We may collect limited technical information automatically when you visit the site — for example general analytics about how pages are used. [Confirm what analytics, if any, are in use, and update this section accordingly.]
Please do not send us sensitive clinical details, full medical histories, or documents through the enquiry form. A short description is enough for us to understand how we can help and respond appropriately; detailed health information is gathered securely once your care begins.
How we use your information
We use the information you provide to respond to your enquiry, to understand whether and how a telehealth assessment pathway may suit your situation, and to explain your options and next steps.
If you become a patient, we and your treating clinicians use your health information to deliver your care — to run your video assessment, reach a diagnosis, prepare a treatment plan, conduct ongoing reviews, and coordinate shared care with your GP, with your consent.
We may use your contact details to follow up about your enquiry, including a single reminder if you started an enquiry but did not complete it. You can ask us to stop contacting you at any time.
We do not use your enquiry to make any clinical decision. Submitting the form is not an assessment, a diagnosis, or a guarantee of any outcome. Any clinical assessment happens later, by telehealth, with a registered psychologist and psychiatrist, and not everyone who is assessed will meet ADHD criteria.
We do not sell your personal information, and we do not use it for unrelated advertising.
Storage and security
We take reasonable steps to protect the information you give us from misuse, loss, and unauthorised access, modification, or disclosure. Our telehealth video consultations are conducted over a secure connection, and clinical records are held in line with the obligations that apply to health information.

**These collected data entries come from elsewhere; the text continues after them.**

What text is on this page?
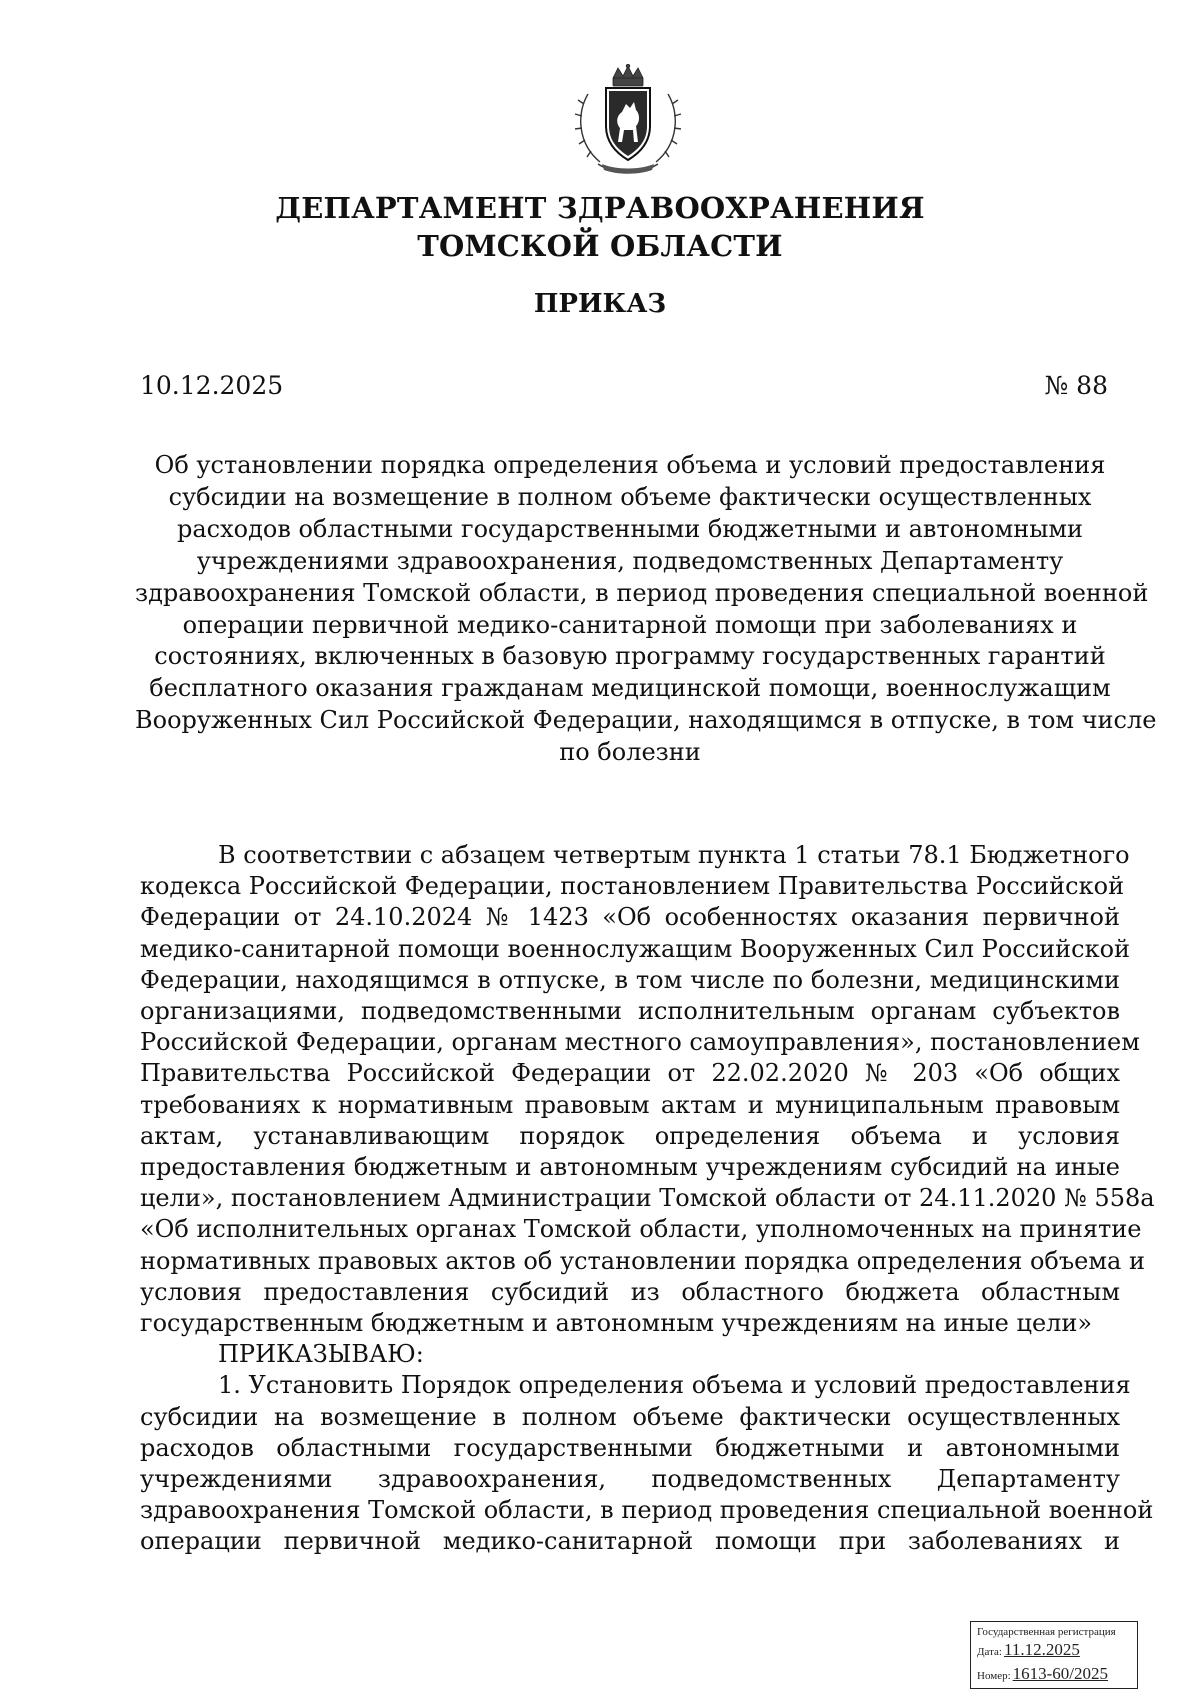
ДЕПАРТАМЕНТ ЗДРАВООХРАНЕНИЯ
ТОМСКОЙ ОБЛАСТИ
ПРИКАЗ
10.12.2025	№ 88
Об установлении порядка определения объема и условий предоставления
субсидии на возмещение в полном объеме фактически осуществленных
расходов областными государственными бюджетными и автономными
учреждениями здравоохранения, подведомственных Департаменту
здравоохранения Томской области, в период проведения специальной военной
операции первичной медико-санитарной помощи при заболеваниях и
состояниях, включенных в базовую программу государственных гарантий
бесплатного оказания гражданам медицинской помощи, военнослужащим
Вооруженных Сил Российской Федерации, находящимся в отпуске, в том числе
по болезни
В соответствии с абзацем четвертым пункта 1 статьи 78.1 Бюджетного
кодекса Российской Федерации, постановлением Правительства Российской
Федерации от 24.10.2024 № 1423 «Об особенностях оказания первичной
медико-санитарной помощи военнослужащим Вооруженных Сил Российской
Федерации, находящимся в отпуске, в том числе по болезни, медицинскими
организациями, подведомственными исполнительным органам субъектов
Российской Федерации, органам местного самоуправления», постановлением
Правительства Российской Федерации от 22.02.2020 № 203 «Об общих
требованиях к нормативным правовым актам и муниципальным правовым
актам, устанавливающим порядок определения объема и условия
предоставления бюджетным и автономным учреждениям субсидий на иные
цели», постановлением Администрации Томской области от 24.11.2020 № 558а
«Об исполнительных органах Томской области, уполномоченных на принятие
нормативных правовых актов об установлении порядка определения объема и
условия предоставления субсидий из областного бюджета областным
государственным бюджетным и автономным учреждениям на иные цели»
ПРИКАЗЫВАЮ:
1. Установить Порядок определения объема и условий предоставления
субсидии на возмещение в полном объеме фактически осуществленных
расходов областными государственными бюджетными и автономными
учреждениями здравоохранения, подведомственных Департаменту
здравоохранения Томской области, в период проведения специальной военной
операции первичной медико-санитарной помощи при заболеваниях и
Государственная регистрация
Дата: 11.12.2025
Номер: 1613-60/2025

[Placeholder: describe where enquiry and clinical data is stored, which service providers process it on our behalf — for example the telehealth video platform, clinical records system, and email and form-handling providers — whether any data is stored or processed outside Australia, and the security controls in place such as access restrictions and encryption. This section must be completed accurately before publication.]
We keep personal and health information only for as long as we reasonably need it for the purposes described in this policy, or as required by law, and then take reasonable steps to delete or de-identify it. Health records may be subject to minimum retention periods under Australian law. [Confirm retention periods.]
Australian Privacy Principles
We aim to handle your personal information in line with the Australian Privacy Principles (APPs) under the Privacy Act 1988 (Cth), and with our obligations relating to health information under applicable Australian law.
Health information is sensitive information and is given additional protection under Australian privacy law. [A privacy professional should confirm which obligations apply to Seen ADHD and how this policy should reflect them.]
More information about the APPs is available from the Office of the Australian Information Commissioner (OAIC) at oaic.gov.au.
Access, correction, and complaints
You can ask us what personal information we hold about you and request that we correct it if it is inaccurate, out of date, or incomplete. Contact us using the details below and we will respond within a reasonable time.
If you have a concern about how we have handled your personal information, please contact us first so we can try to resolve it. If you are not satisfied with our response, you can contact the Office of the Australian Information Commissioner (OAIC) at oaic.gov.au.
How to contact us
For any privacy question or request, contact us at [email placeholder] or [phone placeholder], or write to [postal address placeholder], Australia.
We may update this Privacy Policy from time to time. When we do, we will change the review date shown at the top of this page.
A note on this template
This Privacy Policy is a plain-English template prepared as a starting point. It does not constitute legal advice. It must be reviewed, completed, and approved by a qualified privacy or legal professional — with all placeholders confirmed against our actual systems and providers — before it is published or relied upon.